Google forced to delay Bard AI's EU launch over privacy concerns

Regulators want to know how the generative AI protects privacy.

Mojahid Mottakin on Unsplash

Europeans wanting to try Google Bard will have to wait. The Irish Data Protection Commission (IDPC), the main overseer of data in the European Union, has forced Google to delay the rollout of its Bard chatbot in the region. The generative AI was supposed to launch in the EU this week, but IDPC Deputy Commissioner Graham Doyle says his agency hasn't received a "detailed" privacy briefing, a data impact assessment or supporting info.

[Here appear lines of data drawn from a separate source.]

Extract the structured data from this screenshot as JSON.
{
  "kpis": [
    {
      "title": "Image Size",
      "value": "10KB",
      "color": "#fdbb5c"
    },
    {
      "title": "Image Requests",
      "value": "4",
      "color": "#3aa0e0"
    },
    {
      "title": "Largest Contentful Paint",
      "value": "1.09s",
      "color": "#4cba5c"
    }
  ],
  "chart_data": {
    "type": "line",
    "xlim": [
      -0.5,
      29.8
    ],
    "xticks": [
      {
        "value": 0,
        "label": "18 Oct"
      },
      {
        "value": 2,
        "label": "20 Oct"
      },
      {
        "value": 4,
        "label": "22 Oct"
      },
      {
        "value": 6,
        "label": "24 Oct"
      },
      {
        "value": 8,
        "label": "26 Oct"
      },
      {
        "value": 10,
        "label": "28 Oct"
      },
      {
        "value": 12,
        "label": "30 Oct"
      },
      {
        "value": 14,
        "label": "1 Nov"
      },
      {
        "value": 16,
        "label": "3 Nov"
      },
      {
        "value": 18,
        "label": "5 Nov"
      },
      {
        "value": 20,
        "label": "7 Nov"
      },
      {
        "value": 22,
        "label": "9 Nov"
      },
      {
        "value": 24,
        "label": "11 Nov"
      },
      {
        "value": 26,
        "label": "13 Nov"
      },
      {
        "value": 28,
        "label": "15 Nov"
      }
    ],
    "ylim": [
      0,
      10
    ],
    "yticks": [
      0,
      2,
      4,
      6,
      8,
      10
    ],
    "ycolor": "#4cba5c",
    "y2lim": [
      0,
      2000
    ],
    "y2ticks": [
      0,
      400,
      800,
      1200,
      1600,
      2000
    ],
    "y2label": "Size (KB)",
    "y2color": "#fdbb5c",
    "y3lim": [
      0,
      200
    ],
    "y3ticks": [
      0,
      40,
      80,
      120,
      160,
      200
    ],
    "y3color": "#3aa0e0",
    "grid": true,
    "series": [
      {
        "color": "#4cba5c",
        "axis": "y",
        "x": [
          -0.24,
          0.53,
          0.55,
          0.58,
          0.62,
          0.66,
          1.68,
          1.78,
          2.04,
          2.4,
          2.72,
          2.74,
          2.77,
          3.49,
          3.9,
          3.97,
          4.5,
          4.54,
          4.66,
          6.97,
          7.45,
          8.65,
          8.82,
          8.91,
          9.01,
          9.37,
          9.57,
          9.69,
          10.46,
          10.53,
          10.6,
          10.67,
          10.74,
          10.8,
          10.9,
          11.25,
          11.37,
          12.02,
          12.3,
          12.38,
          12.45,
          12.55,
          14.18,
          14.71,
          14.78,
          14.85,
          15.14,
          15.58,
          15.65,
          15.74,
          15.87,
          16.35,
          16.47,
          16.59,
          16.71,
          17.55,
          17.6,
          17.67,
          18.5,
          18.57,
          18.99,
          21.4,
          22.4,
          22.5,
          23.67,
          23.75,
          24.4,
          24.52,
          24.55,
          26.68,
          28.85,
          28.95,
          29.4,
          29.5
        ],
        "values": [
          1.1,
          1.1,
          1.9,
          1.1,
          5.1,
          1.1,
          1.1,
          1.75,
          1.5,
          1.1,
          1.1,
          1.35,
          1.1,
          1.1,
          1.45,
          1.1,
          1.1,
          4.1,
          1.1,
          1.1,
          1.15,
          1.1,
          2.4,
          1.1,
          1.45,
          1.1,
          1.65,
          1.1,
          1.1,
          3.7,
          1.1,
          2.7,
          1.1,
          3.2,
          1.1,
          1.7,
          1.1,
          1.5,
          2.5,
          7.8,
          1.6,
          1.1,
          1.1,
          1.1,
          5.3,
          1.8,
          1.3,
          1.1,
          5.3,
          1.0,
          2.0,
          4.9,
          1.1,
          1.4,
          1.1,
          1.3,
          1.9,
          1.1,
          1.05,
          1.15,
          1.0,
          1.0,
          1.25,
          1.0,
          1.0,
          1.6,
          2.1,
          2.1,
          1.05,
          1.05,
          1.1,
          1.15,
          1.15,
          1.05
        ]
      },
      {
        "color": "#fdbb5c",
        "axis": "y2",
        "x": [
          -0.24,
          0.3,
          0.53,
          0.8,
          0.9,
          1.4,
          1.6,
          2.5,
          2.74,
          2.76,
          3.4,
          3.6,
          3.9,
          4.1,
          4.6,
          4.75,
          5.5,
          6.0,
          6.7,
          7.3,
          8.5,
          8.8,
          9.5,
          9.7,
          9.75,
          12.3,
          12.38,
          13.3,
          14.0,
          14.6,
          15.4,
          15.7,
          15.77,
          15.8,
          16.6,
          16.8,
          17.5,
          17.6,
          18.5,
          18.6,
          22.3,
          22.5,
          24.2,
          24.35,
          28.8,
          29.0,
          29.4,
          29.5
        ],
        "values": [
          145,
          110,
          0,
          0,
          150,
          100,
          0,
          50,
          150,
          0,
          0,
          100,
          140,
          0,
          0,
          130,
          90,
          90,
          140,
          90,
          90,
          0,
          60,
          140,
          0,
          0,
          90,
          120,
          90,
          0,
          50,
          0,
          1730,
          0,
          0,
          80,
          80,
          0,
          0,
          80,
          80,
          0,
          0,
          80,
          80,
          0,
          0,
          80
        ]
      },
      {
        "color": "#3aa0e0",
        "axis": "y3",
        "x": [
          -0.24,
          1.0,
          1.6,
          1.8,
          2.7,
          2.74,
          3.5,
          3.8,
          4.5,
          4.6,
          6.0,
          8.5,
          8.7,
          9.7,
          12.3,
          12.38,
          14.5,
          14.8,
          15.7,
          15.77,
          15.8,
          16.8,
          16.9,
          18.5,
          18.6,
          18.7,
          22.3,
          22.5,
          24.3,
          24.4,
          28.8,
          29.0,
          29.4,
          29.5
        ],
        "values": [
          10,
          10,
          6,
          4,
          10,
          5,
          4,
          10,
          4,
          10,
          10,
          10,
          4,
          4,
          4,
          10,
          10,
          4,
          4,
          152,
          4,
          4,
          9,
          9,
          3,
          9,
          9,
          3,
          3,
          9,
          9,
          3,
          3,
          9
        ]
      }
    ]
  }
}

The Commission is still in the midst of an "ongoing examination" of Bard, according to Doyle. It isn't estimating when it might wrap up that investigation, but it plans to share info with other EU data regulators as quickly as possible.

In a statement to Engadget, a Google spokesperson says the company promised to expand Bard access "responsibly" after discussing its efforts with experts and governments. This includes talking to privacy regulars to "address their questions and hear feedback," the representative says.

Google began widening access to Bard in March, when it let would-be users sign up for a waiting list. In May, it dropped the waitlist and expanded availability to 180 more countries and territories. Politico notes the tech giant shied away from the EU, where the General Data Protection Regulation (GDPR) sets strict requirements on how personal data is collected and shared.

Other AI developers have already faced tighter scrutiny. Germany, Italy and Spain are currently investigating OpenAI's ChatGPT alongside the European Data Protection Board, and Italy temporarily banned the tool over worries both the chatbot and its training methods (using others' real-world content) might violate the GDPR. A delay for Bard theoretically minimizes the chances of similar conflicts for Google.